Further back from the platforms, by the tall doors of the ticket hall, a crowd of beggars clustered round a kicked-in photograph machine. There were more than a hundred of them, driven in off the streets by the cold. Many were wearing Army surplus greatcoats. Still with ten minutes to spare, he wandered in their direction. They were not on the job. It was not allowed in stations, and no one risked giving when there were so many of them about. But a few optimistic types on the edge of the crowd were calling to passers-by without seeming to move their lips. The rest were silent. Only expectation could keep them placid all in one corner of the station. There was a soup kitchen on its way perhaps, or a meal ticket hand-out.

The sweet reek of unchanged clothes and methylated spirit was strong even in this frozen air. A thirty-foot ventilator grill had become a packed dormitory. Stephen walked its length. If they could hang on another month or so for the warmer weather they had every chance of making it through to the following autumn, when the sifting would begin again. Tonight the minority without greatcoats would have trouble. He had reached the end of the row of bodies and was looking down at a familiar face. It was hard, small-boned, for a moment ageless. It belonged to a figure curled up on the iron bars, knees drawn up to make space for a large old man. The dulled eyes were open and stared past him. It was an old friend, someone from his student days, Stephen was beginning to think, or someone from a dream. He had always known that sooner or later he would run into someone he knew with a badge. Then he saw her – the girl he had given money to the year before, ten months ago. He recognised, beneath the nylon anorak, the yellow frock, now grey. The face, though unmistakable, was transformed. The mocking liveliness was gone. The skin was pockmarked and coarsened, pudgily slack around features
which had edged closer together for safety. Her arms were crossed over her chest.

He had decided to give her his coat. It was old, and he was about to step into a warm train. He removed it, set down his bag and, crouching down, shifted into her sight-line which she was too tired or indifferent to adjust. He tried to remember how he had seen Kate in this girl. He put his hand on her narrow shoulder. The man next to her had propped himself up on an elbow. For such a large body the voice was squeaky and depressingly cheery. ‘Oi, oi. Fancy that, do ya? She’s not interested.’ He laughed.

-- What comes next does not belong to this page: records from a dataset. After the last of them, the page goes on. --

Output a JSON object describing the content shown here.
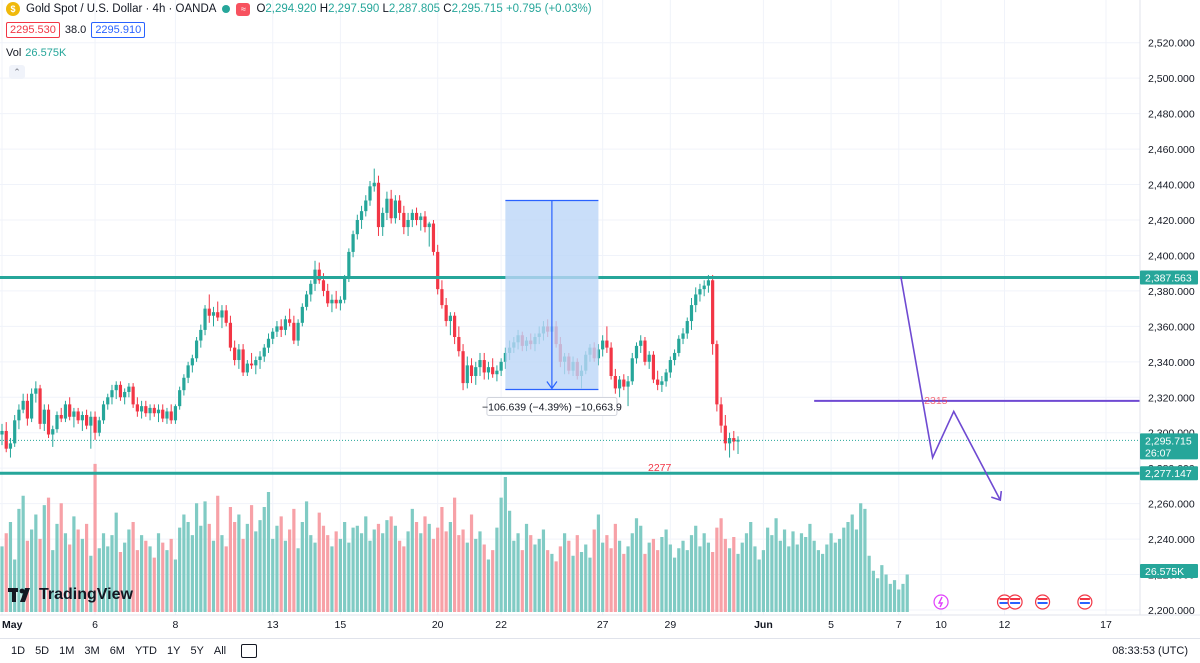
{
  "header": {
    "symbol_title": "Gold Spot / U.S. Dollar · 4h · OANDA",
    "logo_glyph": "$",
    "badge_glyph": "≈",
    "ohlc": {
      "open_label": "O",
      "open": "2,294.920",
      "high_label": "H",
      "high": "2,297.590",
      "low_label": "L",
      "low": "2,287.805",
      "close_label": "C",
      "close": "2,295.715",
      "change": "+0.795 (+0.03%)"
    },
    "bid": "2295.530",
    "spread": "38.0",
    "ask": "2295.910",
    "vol_label": "Vol",
    "vol_value": "26.575K",
    "collapse_glyph": "⌃"
  },
  "branding": {
    "name": "TradingView"
  },
  "bottom_bar": {
    "ranges": [
      "1D",
      "5D",
      "1M",
      "3M",
      "6M",
      "YTD",
      "1Y",
      "5Y",
      "All"
    ],
    "clock": "08:33:53 (UTC)"
  },
  "colors": {
    "up": "#26a69a",
    "down": "#f23645",
    "vol_up": "#80cbc4",
    "vol_down": "#f7a1a7",
    "level_line": "#26a69a",
    "trend_line": "#6f4ad2",
    "measure_fill": "#bbd6f7",
    "measure_stroke": "#2962ff"
  },
  "chart_data": {
    "type": "candlestick",
    "ylim": [
      2200,
      2530
    ],
    "y_ticks": [
      "2,200.000",
      "2,220.000",
      "2,240.000",
      "2,260.000",
      "2,280.000",
      "2,300.000",
      "2,320.000",
      "2,340.000",
      "2,360.000",
      "2,380.000",
      "2,400.000",
      "2,420.000",
      "2,440.000",
      "2,460.000",
      "2,480.000",
      "2,500.000",
      "2,520.000"
    ],
    "x_ticks": [
      {
        "label": "May",
        "bar": 0
      },
      {
        "label": "6",
        "bar": 22
      },
      {
        "label": "8",
        "bar": 41
      },
      {
        "label": "13",
        "bar": 64
      },
      {
        "label": "15",
        "bar": 80
      },
      {
        "label": "20",
        "bar": 103
      },
      {
        "label": "22",
        "bar": 118
      },
      {
        "label": "27",
        "bar": 142
      },
      {
        "label": "29",
        "bar": 158
      },
      {
        "label": "Jun",
        "bar": 180
      },
      {
        "label": "5",
        "bar": 196
      },
      {
        "label": "7",
        "bar": 212
      },
      {
        "label": "10",
        "bar": 222
      },
      {
        "label": "12",
        "bar": 237
      },
      {
        "label": "17",
        "bar": 261
      }
    ],
    "price_tags": [
      {
        "label": "2,387.563",
        "value": 2387.563,
        "color": "#26a69a"
      },
      {
        "label": "2,295.715",
        "value": 2295.715,
        "sub": "26:07",
        "color": "#26a69a"
      },
      {
        "label": "2,277.147",
        "value": 2277.147,
        "color": "#26a69a"
      },
      {
        "label": "26.575K",
        "value": 2222,
        "color": "#26a69a"
      }
    ],
    "levels": [
      {
        "value": 2387.563,
        "label": ""
      },
      {
        "value": 2277.147,
        "label": "2277"
      }
    ],
    "trend_level": {
      "value": 2318,
      "label": "2315",
      "from_bar": 192
    },
    "measure": {
      "from_bar": 119,
      "to_bar": 141,
      "top": 2431,
      "bottom": 2324.4,
      "label": "−106.639 (−4.39%) −10,663.9"
    },
    "projection": [
      {
        "bar": 220,
        "price": 2286
      },
      {
        "bar": 225,
        "price": 2312
      },
      {
        "bar": 236,
        "price": 2262
      }
    ],
    "ohlc": [
      [
        2299,
        2305,
        2293,
        2301
      ],
      [
        2301,
        2306,
        2289,
        2291
      ],
      [
        2291,
        2297,
        2286,
        2294
      ],
      [
        2294,
        2310,
        2292,
        2307
      ],
      [
        2307,
        2316,
        2302,
        2313
      ],
      [
        2313,
        2322,
        2311,
        2318
      ],
      [
        2318,
        2322,
        2304,
        2308
      ],
      [
        2308,
        2325,
        2306,
        2322
      ],
      [
        2322,
        2329,
        2317,
        2325
      ],
      [
        2325,
        2327,
        2302,
        2305
      ],
      [
        2305,
        2316,
        2301,
        2313
      ],
      [
        2313,
        2316,
        2297,
        2299
      ],
      [
        2299,
        2304,
        2292,
        2302
      ],
      [
        2302,
        2312,
        2300,
        2310
      ],
      [
        2310,
        2314,
        2306,
        2308
      ],
      [
        2308,
        2318,
        2306,
        2316
      ],
      [
        2316,
        2320,
        2307,
        2309
      ],
      [
        2309,
        2314,
        2303,
        2312
      ],
      [
        2312,
        2314,
        2305,
        2307
      ],
      [
        2307,
        2312,
        2301,
        2310
      ],
      [
        2310,
        2313,
        2302,
        2304
      ],
      [
        2304,
        2312,
        2291,
        2309
      ],
      [
        2309,
        2312,
        2296,
        2300
      ],
      [
        2300,
        2309,
        2298,
        2307
      ],
      [
        2307,
        2318,
        2305,
        2316
      ],
      [
        2316,
        2322,
        2313,
        2320
      ],
      [
        2320,
        2327,
        2316,
        2324
      ],
      [
        2324,
        2329,
        2319,
        2327
      ],
      [
        2327,
        2329,
        2318,
        2320
      ],
      [
        2320,
        2325,
        2316,
        2323
      ],
      [
        2323,
        2328,
        2320,
        2326
      ],
      [
        2326,
        2328,
        2314,
        2316
      ],
      [
        2316,
        2320,
        2309,
        2312
      ],
      [
        2312,
        2318,
        2308,
        2315
      ],
      [
        2315,
        2318,
        2309,
        2311
      ],
      [
        2311,
        2316,
        2307,
        2314
      ],
      [
        2314,
        2316,
        2309,
        2311
      ],
      [
        2311,
        2316,
        2306,
        2313
      ],
      [
        2313,
        2316,
        2306,
        2308
      ],
      [
        2308,
        2314,
        2305,
        2312
      ],
      [
        2312,
        2316,
        2305,
        2307
      ],
      [
        2307,
        2316,
        2305,
        2315
      ],
      [
        2315,
        2326,
        2313,
        2324
      ],
      [
        2324,
        2333,
        2321,
        2331
      ],
      [
        2331,
        2340,
        2328,
        2338
      ],
      [
        2338,
        2344,
        2334,
        2342
      ],
      [
        2342,
        2354,
        2340,
        2352
      ],
      [
        2352,
        2361,
        2348,
        2358
      ],
      [
        2358,
        2372,
        2355,
        2370
      ],
      [
        2370,
        2378,
        2362,
        2366
      ],
      [
        2366,
        2371,
        2360,
        2368
      ],
      [
        2368,
        2374,
        2363,
        2365
      ],
      [
        2365,
        2372,
        2359,
        2369
      ],
      [
        2369,
        2372,
        2360,
        2362
      ],
      [
        2362,
        2366,
        2346,
        2348
      ],
      [
        2348,
        2352,
        2338,
        2341
      ],
      [
        2341,
        2350,
        2336,
        2347
      ],
      [
        2347,
        2350,
        2332,
        2334
      ],
      [
        2334,
        2341,
        2332,
        2339
      ],
      [
        2339,
        2345,
        2336,
        2338
      ],
      [
        2338,
        2343,
        2333,
        2341
      ],
      [
        2341,
        2346,
        2336,
        2343
      ],
      [
        2343,
        2350,
        2340,
        2348
      ],
      [
        2348,
        2356,
        2345,
        2353
      ],
      [
        2353,
        2359,
        2350,
        2357
      ],
      [
        2357,
        2363,
        2354,
        2360
      ],
      [
        2360,
        2364,
        2354,
        2358
      ],
      [
        2358,
        2366,
        2355,
        2364
      ],
      [
        2364,
        2370,
        2360,
        2362
      ],
      [
        2362,
        2366,
        2350,
        2352
      ],
      [
        2352,
        2364,
        2349,
        2362
      ],
      [
        2362,
        2373,
        2360,
        2371
      ],
      [
        2371,
        2380,
        2369,
        2378
      ],
      [
        2378,
        2386,
        2374,
        2384
      ],
      [
        2384,
        2397,
        2380,
        2392
      ],
      [
        2392,
        2396,
        2384,
        2386
      ],
      [
        2386,
        2390,
        2377,
        2380
      ],
      [
        2380,
        2384,
        2371,
        2373
      ],
      [
        2373,
        2378,
        2368,
        2375
      ],
      [
        2375,
        2380,
        2370,
        2373
      ],
      [
        2373,
        2377,
        2369,
        2375
      ],
      [
        2375,
        2389,
        2373,
        2387
      ],
      [
        2387,
        2404,
        2385,
        2402
      ],
      [
        2402,
        2414,
        2399,
        2412
      ],
      [
        2412,
        2423,
        2409,
        2420
      ],
      [
        2420,
        2428,
        2415,
        2425
      ],
      [
        2425,
        2434,
        2422,
        2431
      ],
      [
        2431,
        2442,
        2428,
        2439
      ],
      [
        2439,
        2449,
        2436,
        2441
      ],
      [
        2441,
        2445,
        2411,
        2416
      ],
      [
        2416,
        2427,
        2411,
        2424
      ],
      [
        2424,
        2436,
        2420,
        2432
      ],
      [
        2432,
        2437,
        2418,
        2421
      ],
      [
        2421,
        2434,
        2418,
        2431
      ],
      [
        2431,
        2434,
        2420,
        2424
      ],
      [
        2424,
        2428,
        2412,
        2416
      ],
      [
        2416,
        2424,
        2411,
        2420
      ],
      [
        2420,
        2426,
        2416,
        2424
      ],
      [
        2424,
        2427,
        2417,
        2420
      ],
      [
        2420,
        2424,
        2414,
        2422
      ],
      [
        2422,
        2425,
        2413,
        2416
      ],
      [
        2416,
        2419,
        2405,
        2418
      ],
      [
        2418,
        2420,
        2400,
        2402
      ],
      [
        2402,
        2406,
        2378,
        2381
      ],
      [
        2381,
        2386,
        2370,
        2372
      ],
      [
        2372,
        2376,
        2360,
        2363
      ],
      [
        2363,
        2368,
        2355,
        2366
      ],
      [
        2366,
        2368,
        2350,
        2354
      ],
      [
        2354,
        2360,
        2343,
        2346
      ],
      [
        2346,
        2350,
        2324,
        2328
      ],
      [
        2328,
        2343,
        2325,
        2338
      ],
      [
        2338,
        2342,
        2328,
        2332
      ],
      [
        2332,
        2340,
        2327,
        2337
      ],
      [
        2337,
        2345,
        2332,
        2341
      ],
      [
        2341,
        2345,
        2330,
        2334
      ],
      [
        2334,
        2340,
        2330,
        2337
      ],
      [
        2337,
        2342,
        2331,
        2333
      ],
      [
        2333,
        2338,
        2329,
        2335
      ],
      [
        2335,
        2342,
        2332,
        2340
      ],
      [
        2340,
        2348,
        2336,
        2345
      ],
      [
        2345,
        2352,
        2341,
        2348
      ],
      [
        2348,
        2354,
        2345,
        2351
      ],
      [
        2351,
        2358,
        2347,
        2355
      ],
      [
        2355,
        2357,
        2346,
        2349
      ],
      [
        2349,
        2354,
        2346,
        2352
      ],
      [
        2352,
        2356,
        2347,
        2350
      ],
      [
        2350,
        2356,
        2346,
        2354
      ],
      [
        2354,
        2360,
        2350,
        2356
      ],
      [
        2356,
        2363,
        2352,
        2360
      ],
      [
        2360,
        2364,
        2354,
        2357
      ],
      [
        2357,
        2363,
        2353,
        2360
      ],
      [
        2360,
        2363,
        2348,
        2350
      ],
      [
        2350,
        2354,
        2337,
        2340
      ],
      [
        2340,
        2345,
        2333,
        2343
      ],
      [
        2343,
        2345,
        2333,
        2335
      ],
      [
        2335,
        2343,
        2332,
        2340
      ],
      [
        2340,
        2342,
        2330,
        2332
      ],
      [
        2332,
        2338,
        2325,
        2335
      ],
      [
        2335,
        2346,
        2333,
        2344
      ],
      [
        2344,
        2350,
        2340,
        2348
      ],
      [
        2348,
        2351,
        2340,
        2342
      ],
      [
        2342,
        2350,
        2338,
        2347
      ],
      [
        2347,
        2355,
        2343,
        2352
      ],
      [
        2352,
        2360,
        2345,
        2348
      ],
      [
        2348,
        2351,
        2330,
        2332
      ],
      [
        2332,
        2336,
        2322,
        2325
      ],
      [
        2325,
        2332,
        2320,
        2330
      ],
      [
        2330,
        2333,
        2324,
        2326
      ],
      [
        2326,
        2332,
        2315,
        2329
      ],
      [
        2329,
        2345,
        2327,
        2342
      ],
      [
        2342,
        2351,
        2339,
        2349
      ],
      [
        2349,
        2355,
        2345,
        2352
      ],
      [
        2352,
        2354,
        2338,
        2340
      ],
      [
        2340,
        2346,
        2336,
        2344
      ],
      [
        2344,
        2346,
        2328,
        2330
      ],
      [
        2330,
        2335,
        2324,
        2327
      ],
      [
        2327,
        2332,
        2323,
        2329
      ],
      [
        2329,
        2336,
        2326,
        2334
      ],
      [
        2334,
        2343,
        2331,
        2341
      ],
      [
        2341,
        2347,
        2338,
        2345
      ],
      [
        2345,
        2355,
        2343,
        2353
      ],
      [
        2353,
        2359,
        2350,
        2356
      ],
      [
        2356,
        2365,
        2353,
        2363
      ],
      [
        2363,
        2376,
        2358,
        2372
      ],
      [
        2372,
        2382,
        2368,
        2378
      ],
      [
        2378,
        2384,
        2374,
        2381
      ],
      [
        2381,
        2386,
        2377,
        2383
      ],
      [
        2383,
        2389,
        2379,
        2386
      ],
      [
        2386,
        2389,
        2344,
        2350
      ],
      [
        2350,
        2352,
        2312,
        2316
      ],
      [
        2316,
        2320,
        2300,
        2304
      ],
      [
        2304,
        2310,
        2290,
        2294
      ],
      [
        2294,
        2300,
        2286,
        2297
      ],
      [
        2297,
        2301,
        2290,
        2295
      ],
      [
        2295,
        2298,
        2288,
        2296
      ]
    ],
    "volume": [
      35,
      42,
      48,
      28,
      55,
      62,
      38,
      44,
      52,
      39,
      57,
      61,
      33,
      47,
      58,
      42,
      36,
      51,
      44,
      39,
      47,
      30,
      79,
      34,
      42,
      35,
      41,
      53,
      32,
      37,
      44,
      48,
      33,
      41,
      38,
      35,
      29,
      42,
      37,
      33,
      39,
      28,
      45,
      52,
      48,
      41,
      58,
      46,
      59,
      47,
      38,
      62,
      41,
      35,
      56,
      48,
      52,
      39,
      47,
      57,
      43,
      49,
      56,
      64,
      39,
      46,
      51,
      38,
      44,
      55,
      34,
      48,
      59,
      41,
      37,
      53,
      46,
      41,
      35,
      43,
      39,
      48,
      37,
      45,
      46,
      42,
      51,
      38,
      44,
      47,
      42,
      49,
      51,
      46,
      38,
      35,
      43,
      55,
      48,
      42,
      51,
      47,
      39,
      45,
      56,
      43,
      48,
      61,
      41,
      44,
      37,
      52,
      39,
      43,
      36,
      28,
      33,
      45,
      61,
      72,
      54,
      38,
      42,
      33,
      47,
      41,
      36,
      39,
      44,
      33,
      31,
      27,
      35,
      42,
      38,
      30,
      41,
      32,
      36,
      29,
      44,
      52,
      37,
      41,
      34,
      47,
      38,
      31,
      35,
      42,
      50,
      46,
      31,
      37,
      39,
      33,
      40,
      44,
      36,
      29,
      34,
      38,
      33,
      41,
      46,
      35,
      42,
      37,
      32,
      45,
      50,
      39,
      34,
      40,
      31,
      37,
      42,
      48,
      35,
      28,
      33,
      45,
      41,
      50,
      38,
      44,
      35,
      43,
      36,
      42,
      40,
      47,
      38,
      33,
      31,
      36,
      42,
      37,
      39,
      45,
      48,
      52,
      44,
      58,
      55,
      30,
      22,
      18,
      25,
      20,
      15,
      17,
      12,
      15,
      20
    ],
    "vol_max": 80
  }
}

Stephen spread his coat over the girl and touched her hand. It was as cold as the surrounding air. He touched her face and the eyes continued to stare, their indifference confirmed in absolute terms. He picked up his bag and straightened. To retrieve the coat now was impossible. He could not remember whether he had emptied the pockets. Behind him a whistle blew and a train creaked into motion. By the station clock he could see he had less than a minute and a half.

The man was watching him and the coat. ‘Go on,’ he said shrewdly, ‘or you’ll miss it.’

Stephen knew that if he reported the matter he would not be leaving London that night. He dithered a moment, backed off, turned and walked quickly, then broke into a run when he saw a guard on his platform walking the length of the train slamming the doors. He did not look back until his hand was resting safely on an icy door handle. Over a hundred yards away, obscured for a moment by a passing mail cart, the man was on his knees holding the coat aloft and feeling through the pockets. A shudder ran through the train. Stephen jerked the handle and climbed on, and began his customary search for the loneliest seat.